Het huis, gebouwd op een aan de noordzijde met rotsen versterkt, licht verhoogd plateau, heeft een gelede plattegrond en dito volume met een verdieping in het zadeldak, twee bouwlagen en een half ondergrondse kelder. De verhoogde begane grond met onderkeldering is voorzien van een hoge breukstenen plint. De voorgevel van drie traveeën bestaat uit een uitspringende hoektravee met puntgevel (waarin het bouwjaar), een verdiept ingangsportaal in de tweede en een twee verdiepingen hoge erker in de derde travee. De noordergevel heeft een tweede, overluifelde toegang en een uitspringende travee. Tegen de zuidergevel leunt een gevelbrede wintertuin van baksteen aan, waarvan de bovenverdieping de vervanging is van de pergola die aanvankelijk de constructie kenmerkt.
Het huis, ongetwijfeld ontworpen door een bouwmeester, is van baksteenmetselwerk met gebruik van natuursteen en heeft pseudo-vakwerk in de punten van de noord- en zuidgevel. De verzorgde bouwstijl met kleurrijke sgraffiti op de penanten, borstweringen en tussen de vensters, blijkt eveneens uit het houtwerk met kleine roedeverdeling in de bovenlichten en uit de vormgeving van de diefijzers in de keldergaten. Het schrijnwerk is evenwel niet overal bewaard. De trap naar de wintertuin is van geajoureerd gietijzer, de diensttrap heeft een smeedijzeren leuning en de ijzeren lateien van de erker zijn geritmeerd door de voor die tijd typische roosjes.
Het dienstgebouw, op de noordelijke perceelsgrens, is nu een L-vormig wagenhuis met twee poorten en tussen beide een uitgerust washok. Het is deels in vakwerk gebouwd, heeft resten van pseudotakwerk in de zijgevel en is mogelijk de verbouwing van het rustiek tuinpaviljoen dat op oude prentkaarten staat.
Een postkaart van kort na de constructie toont ook de tuinaanleg met grasstroken, grasperken met jonge coniferen en agaven in kuip, ronde, met geëmailleerde kammen afgeboorde bloemperken voor éénjarigen en een sokkel met vaas, alles gescheiden door keurige paden. Het houten inrijhek is niet bewaard, maar wel de architecturaal uitgewerkte en deels bewaarde hekpijlers. Deze vierkante bakstenen hekpijlers met gebruik van natuursteen voor de ingewerkte, tenietlopende schampstenen en de deksteen worden gestut door een luchtboog vertrekkend uit een laag muurtje waaruit ook straalsgewijs roeden vertrekken die de ruimte tussenin vullen. De bekroning in kunststeen werd naderhand toegevoegd.

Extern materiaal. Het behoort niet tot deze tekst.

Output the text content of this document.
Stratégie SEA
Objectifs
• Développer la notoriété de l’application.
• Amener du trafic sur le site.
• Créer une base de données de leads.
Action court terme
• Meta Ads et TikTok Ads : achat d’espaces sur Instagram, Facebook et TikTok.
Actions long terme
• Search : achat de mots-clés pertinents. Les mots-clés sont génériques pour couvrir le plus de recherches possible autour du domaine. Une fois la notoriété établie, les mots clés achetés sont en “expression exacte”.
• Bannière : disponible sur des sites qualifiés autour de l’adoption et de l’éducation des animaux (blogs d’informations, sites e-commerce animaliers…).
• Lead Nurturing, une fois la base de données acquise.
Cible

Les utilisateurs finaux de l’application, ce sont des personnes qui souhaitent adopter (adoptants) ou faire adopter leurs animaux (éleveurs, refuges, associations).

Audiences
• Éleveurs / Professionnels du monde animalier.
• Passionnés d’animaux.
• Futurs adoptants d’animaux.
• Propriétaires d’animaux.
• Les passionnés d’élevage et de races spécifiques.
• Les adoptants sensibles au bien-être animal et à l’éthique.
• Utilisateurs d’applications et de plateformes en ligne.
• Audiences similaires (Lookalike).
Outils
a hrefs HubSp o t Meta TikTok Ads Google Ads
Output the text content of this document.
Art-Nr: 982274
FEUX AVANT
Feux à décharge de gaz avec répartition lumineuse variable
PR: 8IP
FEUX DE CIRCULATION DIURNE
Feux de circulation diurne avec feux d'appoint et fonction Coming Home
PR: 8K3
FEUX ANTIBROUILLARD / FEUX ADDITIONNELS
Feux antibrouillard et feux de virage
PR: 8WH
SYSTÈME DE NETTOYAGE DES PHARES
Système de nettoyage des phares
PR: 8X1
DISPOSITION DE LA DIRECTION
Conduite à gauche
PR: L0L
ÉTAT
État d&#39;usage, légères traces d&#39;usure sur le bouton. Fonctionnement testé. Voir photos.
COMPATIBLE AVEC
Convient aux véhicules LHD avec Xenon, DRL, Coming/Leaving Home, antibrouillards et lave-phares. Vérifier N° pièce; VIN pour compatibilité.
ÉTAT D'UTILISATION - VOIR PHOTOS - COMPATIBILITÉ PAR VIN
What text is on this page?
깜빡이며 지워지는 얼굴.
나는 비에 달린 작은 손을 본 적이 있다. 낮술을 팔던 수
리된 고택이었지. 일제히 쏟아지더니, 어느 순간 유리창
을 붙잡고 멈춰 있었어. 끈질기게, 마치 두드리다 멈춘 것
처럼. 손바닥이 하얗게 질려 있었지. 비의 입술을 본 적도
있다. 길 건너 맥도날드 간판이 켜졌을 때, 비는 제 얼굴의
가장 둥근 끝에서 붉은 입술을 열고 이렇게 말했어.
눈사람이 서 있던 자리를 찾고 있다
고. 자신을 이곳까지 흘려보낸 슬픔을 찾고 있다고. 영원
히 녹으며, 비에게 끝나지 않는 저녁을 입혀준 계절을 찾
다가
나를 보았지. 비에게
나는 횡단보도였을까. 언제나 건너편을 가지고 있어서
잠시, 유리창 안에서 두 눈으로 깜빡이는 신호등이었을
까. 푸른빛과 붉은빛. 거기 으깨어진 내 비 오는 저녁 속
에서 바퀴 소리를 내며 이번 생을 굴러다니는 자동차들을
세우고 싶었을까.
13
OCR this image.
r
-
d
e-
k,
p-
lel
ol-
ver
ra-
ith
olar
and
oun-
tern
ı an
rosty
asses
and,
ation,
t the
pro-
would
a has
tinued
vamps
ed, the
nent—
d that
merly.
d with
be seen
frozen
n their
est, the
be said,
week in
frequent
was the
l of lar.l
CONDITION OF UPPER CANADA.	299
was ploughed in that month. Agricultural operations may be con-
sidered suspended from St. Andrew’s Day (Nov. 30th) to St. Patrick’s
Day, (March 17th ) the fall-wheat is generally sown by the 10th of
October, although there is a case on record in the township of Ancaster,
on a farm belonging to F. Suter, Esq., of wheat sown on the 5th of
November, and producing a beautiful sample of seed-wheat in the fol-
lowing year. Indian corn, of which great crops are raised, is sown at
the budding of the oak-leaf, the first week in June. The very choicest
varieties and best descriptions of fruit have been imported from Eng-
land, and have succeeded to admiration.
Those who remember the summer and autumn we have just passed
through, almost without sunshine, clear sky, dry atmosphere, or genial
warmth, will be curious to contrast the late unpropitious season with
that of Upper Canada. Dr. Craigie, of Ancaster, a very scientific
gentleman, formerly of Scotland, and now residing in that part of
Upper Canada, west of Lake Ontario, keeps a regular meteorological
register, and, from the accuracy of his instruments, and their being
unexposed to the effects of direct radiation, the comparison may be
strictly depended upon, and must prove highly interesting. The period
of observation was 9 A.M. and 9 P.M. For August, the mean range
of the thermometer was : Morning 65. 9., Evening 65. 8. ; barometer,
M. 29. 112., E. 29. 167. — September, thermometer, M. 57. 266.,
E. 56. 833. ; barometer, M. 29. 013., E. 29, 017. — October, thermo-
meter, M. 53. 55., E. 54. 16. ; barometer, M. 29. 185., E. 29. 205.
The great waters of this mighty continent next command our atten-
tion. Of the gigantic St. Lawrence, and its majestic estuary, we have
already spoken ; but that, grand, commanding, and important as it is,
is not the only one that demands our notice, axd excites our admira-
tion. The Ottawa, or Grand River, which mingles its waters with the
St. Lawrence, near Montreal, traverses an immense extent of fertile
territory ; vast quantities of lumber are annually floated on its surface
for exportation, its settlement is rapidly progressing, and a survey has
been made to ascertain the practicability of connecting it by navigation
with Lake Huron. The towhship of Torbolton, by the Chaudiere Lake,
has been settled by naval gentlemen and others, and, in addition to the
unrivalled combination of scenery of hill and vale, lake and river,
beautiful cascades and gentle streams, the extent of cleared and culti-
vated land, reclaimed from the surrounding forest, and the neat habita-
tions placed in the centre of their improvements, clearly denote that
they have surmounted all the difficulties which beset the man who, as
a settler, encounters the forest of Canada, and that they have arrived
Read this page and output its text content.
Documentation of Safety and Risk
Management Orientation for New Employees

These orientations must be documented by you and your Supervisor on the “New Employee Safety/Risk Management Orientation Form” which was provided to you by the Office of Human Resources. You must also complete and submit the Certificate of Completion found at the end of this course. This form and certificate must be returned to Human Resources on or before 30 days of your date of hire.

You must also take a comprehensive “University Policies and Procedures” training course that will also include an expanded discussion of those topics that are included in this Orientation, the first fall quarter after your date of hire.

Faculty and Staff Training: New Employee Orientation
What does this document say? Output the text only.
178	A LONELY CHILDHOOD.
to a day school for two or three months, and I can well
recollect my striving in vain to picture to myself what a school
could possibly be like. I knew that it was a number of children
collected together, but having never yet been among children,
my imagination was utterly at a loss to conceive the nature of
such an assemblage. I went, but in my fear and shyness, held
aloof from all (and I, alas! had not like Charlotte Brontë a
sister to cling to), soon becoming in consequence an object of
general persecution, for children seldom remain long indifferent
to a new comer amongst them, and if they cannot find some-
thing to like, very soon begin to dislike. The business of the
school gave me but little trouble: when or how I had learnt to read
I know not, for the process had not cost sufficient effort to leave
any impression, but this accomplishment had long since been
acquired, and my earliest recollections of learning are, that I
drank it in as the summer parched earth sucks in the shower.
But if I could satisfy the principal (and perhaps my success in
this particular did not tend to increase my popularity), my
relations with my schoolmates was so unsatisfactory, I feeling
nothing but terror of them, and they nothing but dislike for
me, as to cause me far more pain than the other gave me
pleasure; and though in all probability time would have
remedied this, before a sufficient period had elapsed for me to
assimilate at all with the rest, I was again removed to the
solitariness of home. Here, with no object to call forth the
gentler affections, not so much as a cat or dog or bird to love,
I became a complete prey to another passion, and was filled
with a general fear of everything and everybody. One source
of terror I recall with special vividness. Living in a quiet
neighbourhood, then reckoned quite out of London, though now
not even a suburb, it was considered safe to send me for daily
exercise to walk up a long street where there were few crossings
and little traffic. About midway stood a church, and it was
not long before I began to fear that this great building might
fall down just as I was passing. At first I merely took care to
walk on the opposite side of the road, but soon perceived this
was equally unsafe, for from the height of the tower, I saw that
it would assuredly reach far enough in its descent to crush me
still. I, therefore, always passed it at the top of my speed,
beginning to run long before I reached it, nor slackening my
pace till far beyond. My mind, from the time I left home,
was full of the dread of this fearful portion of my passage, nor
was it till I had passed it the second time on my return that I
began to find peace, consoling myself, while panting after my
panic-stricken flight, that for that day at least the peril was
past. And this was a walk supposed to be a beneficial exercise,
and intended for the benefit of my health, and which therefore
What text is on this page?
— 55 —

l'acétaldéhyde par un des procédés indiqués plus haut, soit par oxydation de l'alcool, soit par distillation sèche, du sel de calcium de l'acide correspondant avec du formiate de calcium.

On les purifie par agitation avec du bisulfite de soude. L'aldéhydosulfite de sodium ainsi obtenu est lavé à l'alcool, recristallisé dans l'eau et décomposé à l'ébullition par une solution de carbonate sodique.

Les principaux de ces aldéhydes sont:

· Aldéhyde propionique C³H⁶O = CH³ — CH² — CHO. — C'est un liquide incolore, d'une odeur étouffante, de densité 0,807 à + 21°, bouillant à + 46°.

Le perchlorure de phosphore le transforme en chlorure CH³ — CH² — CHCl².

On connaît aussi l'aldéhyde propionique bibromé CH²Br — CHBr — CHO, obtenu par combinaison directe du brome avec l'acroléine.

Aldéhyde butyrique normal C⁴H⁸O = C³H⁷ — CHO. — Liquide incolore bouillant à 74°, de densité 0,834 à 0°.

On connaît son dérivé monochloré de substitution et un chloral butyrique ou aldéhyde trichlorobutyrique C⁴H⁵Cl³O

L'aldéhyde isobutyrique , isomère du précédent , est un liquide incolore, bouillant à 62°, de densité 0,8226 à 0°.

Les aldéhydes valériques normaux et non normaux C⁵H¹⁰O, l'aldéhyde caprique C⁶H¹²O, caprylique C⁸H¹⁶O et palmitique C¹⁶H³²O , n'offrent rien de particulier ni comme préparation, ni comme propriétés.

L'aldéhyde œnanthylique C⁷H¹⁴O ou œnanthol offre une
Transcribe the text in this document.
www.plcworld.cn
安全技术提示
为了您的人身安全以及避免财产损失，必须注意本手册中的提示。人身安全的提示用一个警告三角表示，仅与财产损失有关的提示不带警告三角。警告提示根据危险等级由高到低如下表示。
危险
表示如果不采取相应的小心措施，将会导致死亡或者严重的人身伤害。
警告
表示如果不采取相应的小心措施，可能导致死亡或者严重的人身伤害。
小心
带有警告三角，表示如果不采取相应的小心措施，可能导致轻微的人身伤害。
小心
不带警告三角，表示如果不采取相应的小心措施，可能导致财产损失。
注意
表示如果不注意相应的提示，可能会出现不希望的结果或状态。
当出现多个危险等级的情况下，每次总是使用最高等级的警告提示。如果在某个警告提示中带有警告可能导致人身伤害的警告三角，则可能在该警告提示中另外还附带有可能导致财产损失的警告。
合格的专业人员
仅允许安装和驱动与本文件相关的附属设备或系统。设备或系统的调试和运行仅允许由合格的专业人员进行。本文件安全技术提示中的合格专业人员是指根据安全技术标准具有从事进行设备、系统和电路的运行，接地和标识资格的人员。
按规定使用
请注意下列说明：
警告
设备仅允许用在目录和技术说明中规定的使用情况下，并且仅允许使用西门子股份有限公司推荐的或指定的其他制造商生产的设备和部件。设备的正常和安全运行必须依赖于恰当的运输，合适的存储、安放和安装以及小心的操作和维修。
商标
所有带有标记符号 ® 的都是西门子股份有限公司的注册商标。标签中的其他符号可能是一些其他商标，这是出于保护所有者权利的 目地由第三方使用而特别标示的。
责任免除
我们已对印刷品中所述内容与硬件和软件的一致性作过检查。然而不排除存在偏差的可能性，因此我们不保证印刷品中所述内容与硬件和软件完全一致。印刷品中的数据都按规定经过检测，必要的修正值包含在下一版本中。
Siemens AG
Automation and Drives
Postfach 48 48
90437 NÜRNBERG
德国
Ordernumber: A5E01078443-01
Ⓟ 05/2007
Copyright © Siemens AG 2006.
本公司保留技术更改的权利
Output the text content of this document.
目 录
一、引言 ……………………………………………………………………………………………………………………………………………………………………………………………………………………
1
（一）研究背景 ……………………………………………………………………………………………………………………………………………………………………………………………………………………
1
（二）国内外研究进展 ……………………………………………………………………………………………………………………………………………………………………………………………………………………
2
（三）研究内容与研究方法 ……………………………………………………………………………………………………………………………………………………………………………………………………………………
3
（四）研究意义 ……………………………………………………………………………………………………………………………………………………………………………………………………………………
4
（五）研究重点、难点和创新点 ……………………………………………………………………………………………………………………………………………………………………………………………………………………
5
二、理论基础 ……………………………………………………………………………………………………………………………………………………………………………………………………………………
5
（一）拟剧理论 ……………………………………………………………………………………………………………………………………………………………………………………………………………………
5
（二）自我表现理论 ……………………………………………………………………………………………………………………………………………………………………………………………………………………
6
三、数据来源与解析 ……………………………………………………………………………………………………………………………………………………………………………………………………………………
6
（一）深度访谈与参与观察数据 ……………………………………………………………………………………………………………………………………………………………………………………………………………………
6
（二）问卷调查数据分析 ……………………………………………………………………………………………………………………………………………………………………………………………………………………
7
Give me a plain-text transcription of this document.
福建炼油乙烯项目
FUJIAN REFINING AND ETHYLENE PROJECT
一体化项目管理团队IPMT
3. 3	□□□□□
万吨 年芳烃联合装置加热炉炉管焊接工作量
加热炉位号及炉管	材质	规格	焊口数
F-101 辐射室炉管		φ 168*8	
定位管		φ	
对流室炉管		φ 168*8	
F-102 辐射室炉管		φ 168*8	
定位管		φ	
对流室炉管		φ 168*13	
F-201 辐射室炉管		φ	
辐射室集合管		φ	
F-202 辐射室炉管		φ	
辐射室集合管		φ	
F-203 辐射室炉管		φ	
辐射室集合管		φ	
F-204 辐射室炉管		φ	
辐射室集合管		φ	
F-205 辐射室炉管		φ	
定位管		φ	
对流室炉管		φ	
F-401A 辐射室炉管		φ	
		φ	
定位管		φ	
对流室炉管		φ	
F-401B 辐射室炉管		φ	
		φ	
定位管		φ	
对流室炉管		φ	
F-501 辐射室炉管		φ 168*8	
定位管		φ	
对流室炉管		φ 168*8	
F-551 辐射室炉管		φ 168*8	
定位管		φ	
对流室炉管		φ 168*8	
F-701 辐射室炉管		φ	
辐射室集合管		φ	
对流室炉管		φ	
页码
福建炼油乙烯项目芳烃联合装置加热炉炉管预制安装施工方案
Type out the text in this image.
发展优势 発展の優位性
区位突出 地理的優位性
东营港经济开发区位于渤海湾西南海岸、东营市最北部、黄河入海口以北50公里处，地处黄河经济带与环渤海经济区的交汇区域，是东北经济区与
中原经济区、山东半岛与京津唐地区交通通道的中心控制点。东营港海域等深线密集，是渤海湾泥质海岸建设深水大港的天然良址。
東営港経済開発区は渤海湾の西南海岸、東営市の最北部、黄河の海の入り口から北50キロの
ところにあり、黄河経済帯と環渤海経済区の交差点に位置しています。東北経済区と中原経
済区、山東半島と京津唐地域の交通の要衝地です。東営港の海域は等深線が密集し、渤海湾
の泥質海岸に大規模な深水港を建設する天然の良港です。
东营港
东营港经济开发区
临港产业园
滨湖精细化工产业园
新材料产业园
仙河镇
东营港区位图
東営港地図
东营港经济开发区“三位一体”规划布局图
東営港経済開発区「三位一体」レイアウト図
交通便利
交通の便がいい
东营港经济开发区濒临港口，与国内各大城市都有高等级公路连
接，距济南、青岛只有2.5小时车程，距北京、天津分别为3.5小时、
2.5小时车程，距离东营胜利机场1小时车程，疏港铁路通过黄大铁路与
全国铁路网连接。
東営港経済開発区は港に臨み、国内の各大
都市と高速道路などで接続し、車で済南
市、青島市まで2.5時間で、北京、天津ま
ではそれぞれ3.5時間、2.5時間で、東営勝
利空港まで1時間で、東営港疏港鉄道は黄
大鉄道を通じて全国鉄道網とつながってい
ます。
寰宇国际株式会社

In de villatuin met enkele 100-jarige bomen is de vrij dichte struiken- en bomenrand langs de steenweg, evenals de haag van haagliguster verdwenen. In de hoek met de Wijerstraat, waar de bomengordel bewaard bleef, blijven er echter nog twee mooie platanen over. Er liep aanvankelijk een paadje naartoe dat eindigde bij een bank op een kleine verhoging afgeboord met rotsen. Voor de rest bestaat de tuin uit een grasvlakte met enkele vermeldenswaardige bomen en struiken, waaronder naast de opgemeten exemplaren een groepje acacia’s (Robinia pseudoacacia), gewone hulst (Ilex), schijncipres (Chamaeciparis), magnolia, opslag van esdoorn, van gewone en van bruine beuk, een gesneuvelde notelaar, een dode es en een mooie Ierse taxus (Taxus baccata ‘Fastigiata') die pas aangeplant op de prentkaart figureert.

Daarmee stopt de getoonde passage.